Possibility Days*

“We went from zero to everything, all in a day…” – Counting Crows, “Possibility Days”

My brother, N, posted a darling photo on Facebook this week. It was of him when he was around age 4. As has become my habit when seeing photos of my biological family, I immediately starting searching for family resemblance. I personally feel that we look a lot alike as adults, but this was one of the first pictures I’d seen of him as a little boy. I was stunned. It wasn’t quite like looking like in a mirror, but close to it. Same scrunched up eyes, same skin tone, same hair color, same smile. I commented by posting a photo of myself around the same time.

Pretty quickly, his friends started commenting on how much his son, H, looks like him. And it’s absolutely true – he’s a mini me of N. No one, however, commented on my photo comment. And why would they? I doubt any of them knew who I was. But I started to feel a little melancholy. I began to think about the 41 years we had lost. Pictures we had never taken, play dates we had never had, Christmases and birthdays we never celebrated together. I grew up with my brother G, but only two years ago discovered that I had not only another brother but a sister, too. We are all in reunion now and it’s wonderful..but from time to time, the “real” sets in and it makes me long for memories that we never made. I’ve heard it said “how can you miss what you never had?” but I am here to tell you – it is absolutely possible. Seeing photographs is like seeing ghosts from my past…only the spirits have now come back to life. I want to crawl inside the photos and insert myself, too. Then I think about if I had grown up with N and A, I obviously would never have known G. And it’s not about a “better” or “worse” life…it just would have been different. It’s impossible not to think about the what might have beens. I try not to dwell there, but I think it’s important to explore the feelings all the same.
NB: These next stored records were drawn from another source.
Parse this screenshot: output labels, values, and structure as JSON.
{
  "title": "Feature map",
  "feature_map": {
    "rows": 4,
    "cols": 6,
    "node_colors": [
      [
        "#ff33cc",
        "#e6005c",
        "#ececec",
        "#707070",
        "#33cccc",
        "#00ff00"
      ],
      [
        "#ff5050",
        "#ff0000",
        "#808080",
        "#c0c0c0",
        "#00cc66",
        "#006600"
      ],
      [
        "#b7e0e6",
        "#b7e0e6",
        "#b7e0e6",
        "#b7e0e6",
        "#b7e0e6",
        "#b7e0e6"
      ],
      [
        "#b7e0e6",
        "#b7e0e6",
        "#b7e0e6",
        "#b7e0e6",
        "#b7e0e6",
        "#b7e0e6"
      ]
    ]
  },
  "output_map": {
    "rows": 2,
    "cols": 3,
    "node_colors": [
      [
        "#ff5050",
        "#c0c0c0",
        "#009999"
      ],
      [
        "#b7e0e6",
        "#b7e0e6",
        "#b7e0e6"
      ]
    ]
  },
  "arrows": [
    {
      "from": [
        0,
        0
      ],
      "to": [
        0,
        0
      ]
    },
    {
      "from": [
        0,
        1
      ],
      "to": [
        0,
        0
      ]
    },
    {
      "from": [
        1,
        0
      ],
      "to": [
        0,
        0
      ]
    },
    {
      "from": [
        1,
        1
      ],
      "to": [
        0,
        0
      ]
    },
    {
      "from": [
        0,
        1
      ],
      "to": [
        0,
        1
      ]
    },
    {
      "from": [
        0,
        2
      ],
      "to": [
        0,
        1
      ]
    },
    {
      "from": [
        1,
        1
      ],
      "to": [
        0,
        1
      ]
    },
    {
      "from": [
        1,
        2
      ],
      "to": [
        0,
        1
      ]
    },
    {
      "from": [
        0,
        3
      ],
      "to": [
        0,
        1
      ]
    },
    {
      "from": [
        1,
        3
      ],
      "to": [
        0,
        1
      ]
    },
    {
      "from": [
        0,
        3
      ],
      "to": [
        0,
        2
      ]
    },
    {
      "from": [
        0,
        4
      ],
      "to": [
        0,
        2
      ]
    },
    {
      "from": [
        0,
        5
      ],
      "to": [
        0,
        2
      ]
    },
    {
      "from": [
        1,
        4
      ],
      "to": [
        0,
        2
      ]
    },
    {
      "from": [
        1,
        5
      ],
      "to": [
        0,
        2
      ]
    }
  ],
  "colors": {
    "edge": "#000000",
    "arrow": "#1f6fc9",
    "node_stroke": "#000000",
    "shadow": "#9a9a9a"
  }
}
To be sure, we have made a precious few memories since and will continue to do so going forward. Strangely, in many ways the paternal side of my reunion went much more “smoothly” than the maternal. (more on that later!) But adoptees are incredibly emotional beings. And one emotion I keep coming back to is “unsatisfied”.

We live 4 hours from one another, N and A (my sister) and I, and we all have families and jobs. So it makes it hard to get together as often as I would like (which is, frankly, every week). I have to work on seeing them (as well as my maternal side) more often, but life creeps in and makes it hard. Before we know it, months have slipped by. All of these “possibility days” (thanks Adam Duritz) and I feel sometimes as if I will run out of time before I am satisfied. How does one make up for 41 years of lost time? It’s impossible.

“And the worst part of a good day
Is knowing it’s slipping away
That’s one more possibility day
That is gone..

Me and you, we know too many reasons
For people and seasons that pass
Like they weren’t even here

And the worst part of a good day
Is the one thing you don’t say
And you don’t know how but you
Wish there was some way…” – Counting Crows, “Possibility Days”

 

*Counting Crows is my favorite band. So you should expect to be reading many more quotes from them on my blog. #sorrynotsorry

2 thoughts on “Possibility Days*

  1. Jenny Meisinger's avatar

    Isn’t it frustrating to be logistically close enough to see someone and yet life seems to get in the way?!? I feel that way about the Lam-Bright family, Eckerman, and Mitchell (when he lived close). It can drive you mad! Love you, dear!